Vendor Inclusion Criteria
Each of the vendors we included in this assessment has:
   
 * Annual revenues of greater than $10 million.
 * A single code base or multiple code bases with one UI.
 * A process-centric, not technology-centric, or an operationally aligned AIOps
   solution.
 * Relevance to Forrester clients based on the volume of client interest in the
   AIOps solution.

Supplemental Material
Online Resource
We publish all our Forrester Wave scores and weightings in an Excel file that
provides detailed product evaluations and customizable rankings; download this
tool by clicking the link at the beginning of this report on Forrester.com. We
intend these scores and default weightings to serve only as a starting point and
encourage readers to adapt the weightings to fit their individual needs.

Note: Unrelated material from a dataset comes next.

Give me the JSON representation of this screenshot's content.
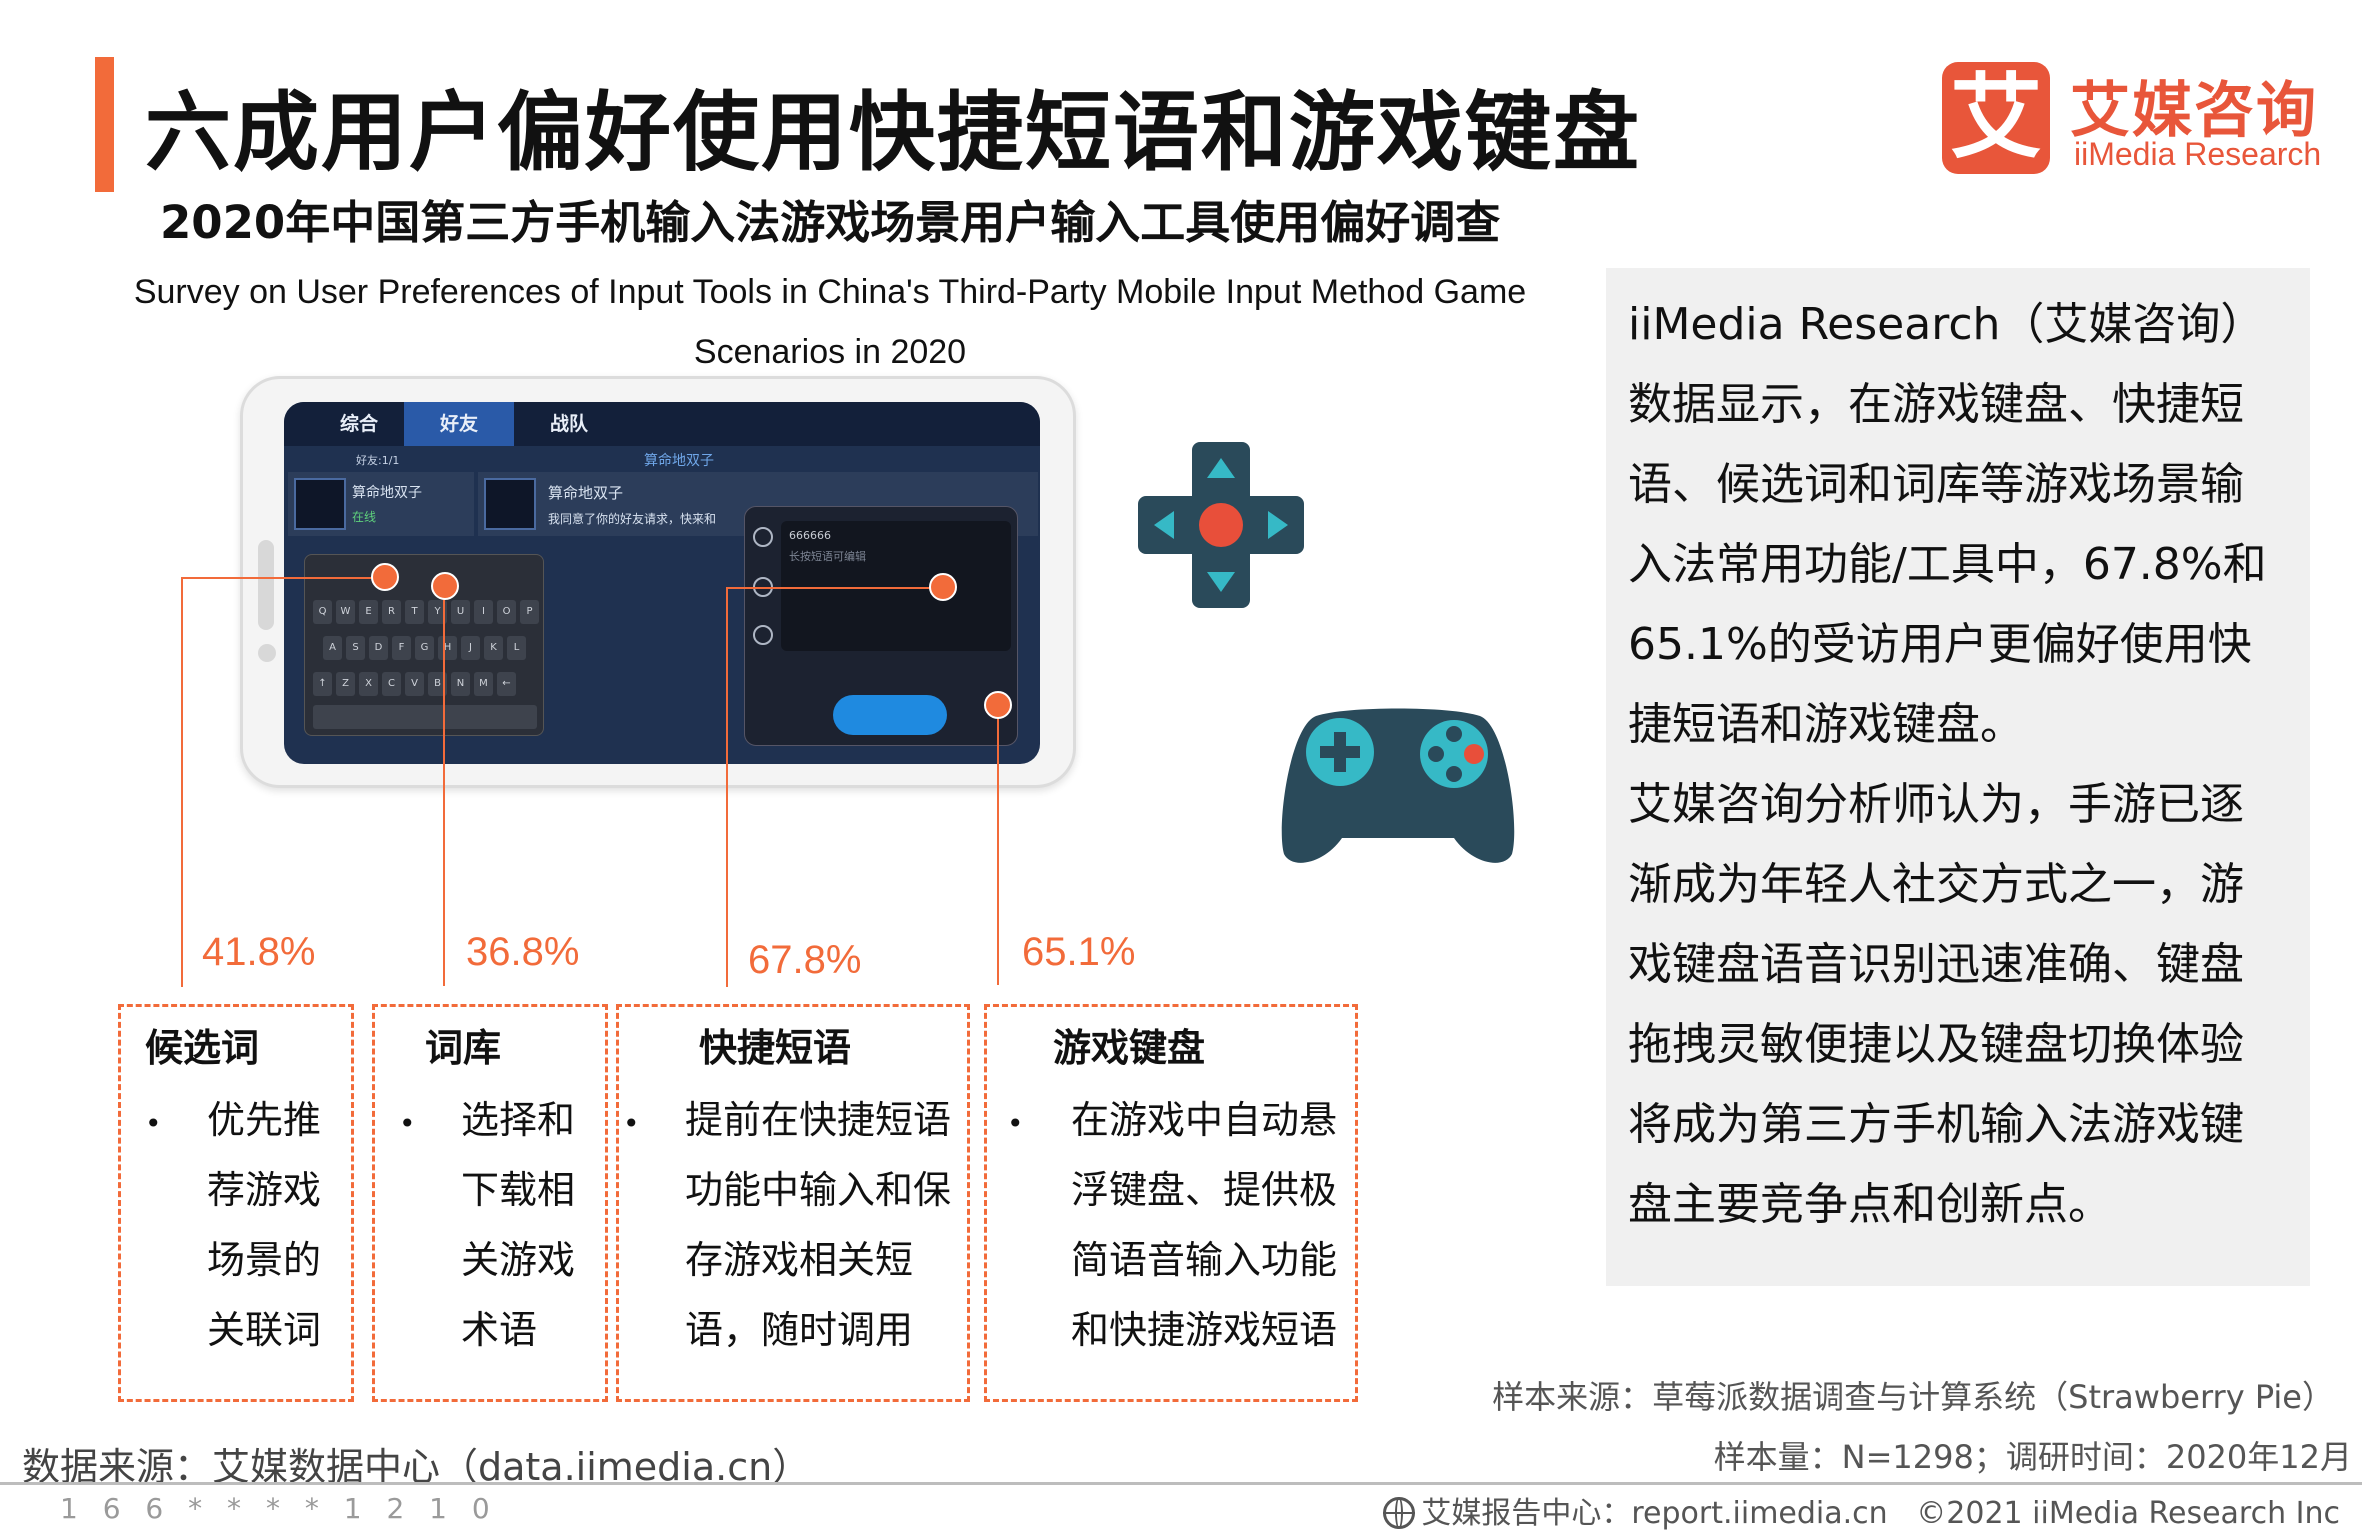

The Forrester Wave Methodology
A Forrester Wave is a guide for buyers considering their purchasing options in a
technology marketplace. To offer an equitable process for all participants,
Forrester follows The Forrester Wave™ Methodology to evaluate participating
vendors.
In our review, we conduct primary research to develop a list of vendors to
consider for the evaluation. From that initial pool of vendors, we narrow our
final list based on the inclusion criteria. We then gather details of product
and strategy through a detailed questionnaire, demos/briefings, and customer
reference surveys/interviews. We use those inputs, along with the analyst’s
experience and expertise in the marketplace, to score vendors, using a relative
rating system that compares each vendor against the others in the evaluation.
We include the Forrester Wave publishing date (quarter and year) clearly in the
title of each Forrester Wave report. We evaluated the vendors participating in
this Forrester Wave using materials they provided to us by March 2023 and did
not allow additional information after that point. We encourage readers to
evaluate how the market and vendor offerings change over time.
In accordance with our vendor review policy, Forrester asks vendors to review
our findings prior to publishing to check for accuracy. Vendors marked as
nonparticipating vendors in the Forrester Wave graphic met our defined inclusion
criteria but declined to participate in or contributed only partially to the
evaluation. We score these vendors in accordance with our vendor participation
policy and publish their positioning along with those of the participating
vendors.
Integrity Policy
We conduct all our research, including Forrester Wave evaluations, in accordance
with the integrity policy posted on our website.